There are just two campsites close to Amsterdam, so you’d do well to be organized and book at least a few weeks ahead, particularly for a weekend. Since the global recession struck a couple of years ago, it’s the first time in many years that both campsites have been forced to regularly turn people away during the peak summer months. Both sites claim to cater for a mix of customers, but from personal experience the majority tend to be younger Dutch teenagers in large groups or backpackers. The staff does try and take this into account and keep the families apart.

Vliegenbos Campsite

Of Amsterdam’s two campsites, this is the closest s to the City Centre. Located around two kilometres from Amsterdam’s Central Station, it can be reached by busses 32 or 33 which run all day until around midnight. Alternatively, by taking the free ferry which runs day and night from behind central station, it’s about a 20 minute walk.

They offer places for camper vans and tents and they also have a number of small wooden huts with two sets of bunk beds and one large hut for groups. There is a small store offering the normal campsite fair and a restaurant offering a basic range of fast food and sandwiches.

Unaccompanied teenagers from the age of 16 are allowed.

Zeeburg Campsite

This site is located around 15 minutes bus journey from Amsterdam’s Central station, or a 1 hour walk. It’s in a picturesque location on a small Island in the IJmeer. However it is close to quite a busy road, so you will hear some traffic in the distance.

They offer places for tents and campers and also have very cute wagonnettes. These are cosy ‘wagons on wheels’ equipped with bunk beds, table, chairs, electricity points and heater with private thermostat. Bedding is included. Each wagonette has its private little covered veranda, so you can sit outside – even when it rains.

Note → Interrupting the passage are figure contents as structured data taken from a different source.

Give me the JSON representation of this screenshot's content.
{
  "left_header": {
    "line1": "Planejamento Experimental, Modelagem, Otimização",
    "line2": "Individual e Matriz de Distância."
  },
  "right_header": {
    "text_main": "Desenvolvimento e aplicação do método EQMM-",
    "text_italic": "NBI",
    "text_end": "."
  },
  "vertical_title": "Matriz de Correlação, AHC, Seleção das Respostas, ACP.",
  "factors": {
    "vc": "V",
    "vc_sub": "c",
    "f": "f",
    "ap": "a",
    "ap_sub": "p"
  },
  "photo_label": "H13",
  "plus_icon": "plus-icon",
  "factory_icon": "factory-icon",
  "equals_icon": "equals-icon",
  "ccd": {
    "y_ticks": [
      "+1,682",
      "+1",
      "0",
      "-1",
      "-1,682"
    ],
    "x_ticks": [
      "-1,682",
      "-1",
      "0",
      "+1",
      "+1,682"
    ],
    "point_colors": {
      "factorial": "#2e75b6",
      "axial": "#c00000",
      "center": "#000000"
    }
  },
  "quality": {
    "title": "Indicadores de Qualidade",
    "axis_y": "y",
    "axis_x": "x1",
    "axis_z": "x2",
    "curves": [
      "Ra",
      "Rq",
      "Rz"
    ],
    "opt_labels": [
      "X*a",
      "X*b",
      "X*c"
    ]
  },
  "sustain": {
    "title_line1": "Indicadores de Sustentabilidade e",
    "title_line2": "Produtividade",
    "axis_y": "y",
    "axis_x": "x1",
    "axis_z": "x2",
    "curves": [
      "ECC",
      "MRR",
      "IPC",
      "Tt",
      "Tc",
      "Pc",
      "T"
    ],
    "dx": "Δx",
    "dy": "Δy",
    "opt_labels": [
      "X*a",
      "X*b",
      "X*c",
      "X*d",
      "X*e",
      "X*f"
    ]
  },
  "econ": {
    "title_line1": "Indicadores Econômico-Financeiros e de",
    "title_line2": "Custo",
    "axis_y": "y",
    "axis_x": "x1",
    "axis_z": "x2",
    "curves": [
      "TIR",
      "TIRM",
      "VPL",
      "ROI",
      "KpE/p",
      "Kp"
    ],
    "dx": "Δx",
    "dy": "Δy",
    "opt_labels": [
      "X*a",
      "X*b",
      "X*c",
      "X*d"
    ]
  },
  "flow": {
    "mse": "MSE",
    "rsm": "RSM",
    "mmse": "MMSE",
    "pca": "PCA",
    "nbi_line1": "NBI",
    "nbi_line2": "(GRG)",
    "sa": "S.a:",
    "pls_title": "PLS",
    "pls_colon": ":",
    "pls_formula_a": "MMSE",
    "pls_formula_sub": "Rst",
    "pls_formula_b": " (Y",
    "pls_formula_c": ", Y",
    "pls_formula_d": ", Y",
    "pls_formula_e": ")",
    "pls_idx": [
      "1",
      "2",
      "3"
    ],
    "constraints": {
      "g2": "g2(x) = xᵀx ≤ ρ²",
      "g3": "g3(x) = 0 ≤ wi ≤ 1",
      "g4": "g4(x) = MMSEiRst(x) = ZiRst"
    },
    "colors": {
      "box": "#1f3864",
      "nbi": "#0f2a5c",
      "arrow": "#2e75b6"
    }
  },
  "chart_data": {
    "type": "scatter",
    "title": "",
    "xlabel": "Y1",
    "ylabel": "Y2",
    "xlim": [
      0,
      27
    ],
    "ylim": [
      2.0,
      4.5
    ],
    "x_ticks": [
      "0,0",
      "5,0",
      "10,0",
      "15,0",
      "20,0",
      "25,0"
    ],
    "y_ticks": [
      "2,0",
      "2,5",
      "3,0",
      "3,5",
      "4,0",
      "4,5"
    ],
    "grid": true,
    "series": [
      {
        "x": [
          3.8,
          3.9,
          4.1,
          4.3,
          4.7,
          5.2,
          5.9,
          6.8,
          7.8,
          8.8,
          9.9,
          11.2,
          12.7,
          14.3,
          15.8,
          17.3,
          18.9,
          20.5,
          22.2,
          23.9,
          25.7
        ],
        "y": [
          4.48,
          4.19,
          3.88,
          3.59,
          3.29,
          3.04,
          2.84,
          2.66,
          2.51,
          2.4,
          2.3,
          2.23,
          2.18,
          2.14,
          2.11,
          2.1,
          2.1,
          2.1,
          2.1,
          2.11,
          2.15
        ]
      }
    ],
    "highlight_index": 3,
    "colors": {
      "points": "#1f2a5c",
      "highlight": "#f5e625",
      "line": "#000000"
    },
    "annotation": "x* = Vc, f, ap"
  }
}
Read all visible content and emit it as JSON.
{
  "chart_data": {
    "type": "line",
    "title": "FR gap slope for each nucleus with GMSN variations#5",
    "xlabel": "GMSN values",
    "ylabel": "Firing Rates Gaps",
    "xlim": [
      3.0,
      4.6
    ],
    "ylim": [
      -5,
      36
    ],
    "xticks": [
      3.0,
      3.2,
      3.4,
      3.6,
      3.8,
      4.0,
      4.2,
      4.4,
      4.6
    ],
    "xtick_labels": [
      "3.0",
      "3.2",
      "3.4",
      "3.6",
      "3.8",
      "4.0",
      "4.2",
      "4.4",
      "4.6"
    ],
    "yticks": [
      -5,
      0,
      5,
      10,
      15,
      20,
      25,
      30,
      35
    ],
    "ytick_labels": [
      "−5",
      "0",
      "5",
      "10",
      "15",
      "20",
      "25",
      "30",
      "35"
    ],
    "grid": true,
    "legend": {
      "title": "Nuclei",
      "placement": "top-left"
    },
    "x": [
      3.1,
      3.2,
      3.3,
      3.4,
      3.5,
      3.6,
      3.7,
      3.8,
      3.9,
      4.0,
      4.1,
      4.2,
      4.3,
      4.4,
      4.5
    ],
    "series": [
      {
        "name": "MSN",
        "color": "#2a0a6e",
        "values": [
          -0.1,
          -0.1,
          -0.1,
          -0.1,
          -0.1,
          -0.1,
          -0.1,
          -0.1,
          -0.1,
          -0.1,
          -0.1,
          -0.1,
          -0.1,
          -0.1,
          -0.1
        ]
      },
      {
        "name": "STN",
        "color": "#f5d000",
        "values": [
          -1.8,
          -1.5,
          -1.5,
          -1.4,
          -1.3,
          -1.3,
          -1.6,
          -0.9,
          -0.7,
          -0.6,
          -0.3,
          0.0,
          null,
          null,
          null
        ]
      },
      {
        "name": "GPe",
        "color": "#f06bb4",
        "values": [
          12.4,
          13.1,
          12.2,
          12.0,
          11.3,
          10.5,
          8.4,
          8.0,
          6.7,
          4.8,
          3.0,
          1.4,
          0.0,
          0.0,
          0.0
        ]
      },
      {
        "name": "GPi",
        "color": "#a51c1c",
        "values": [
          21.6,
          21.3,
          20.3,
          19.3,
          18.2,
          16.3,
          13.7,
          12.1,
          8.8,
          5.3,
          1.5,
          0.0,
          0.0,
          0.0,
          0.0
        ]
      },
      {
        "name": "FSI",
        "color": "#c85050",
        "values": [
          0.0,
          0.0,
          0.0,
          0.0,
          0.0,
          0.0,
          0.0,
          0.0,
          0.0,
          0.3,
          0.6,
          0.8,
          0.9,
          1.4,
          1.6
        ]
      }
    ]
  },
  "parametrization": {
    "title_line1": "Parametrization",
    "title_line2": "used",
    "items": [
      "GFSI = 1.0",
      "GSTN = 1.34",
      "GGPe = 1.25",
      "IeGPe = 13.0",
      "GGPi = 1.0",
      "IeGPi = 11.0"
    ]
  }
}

A great and cheap alternative to a hostel or hotel is choosing to stay in one of their cabins. These offer a simple, clean and cosy space with bunk beds, table, chairs, electricity points, and central heating and bed linen included.

While it’s not so close to the city, there is a lot to do in the neighbourhood, including some good restaurants, such as Pompstation, kayak rental, and Blijburg beach. It’s also an excellent starting point for bike tours in the Waterland above Amsterdam.

Oh, and they’re open all year if you dare to battle with freezing Dutch winters!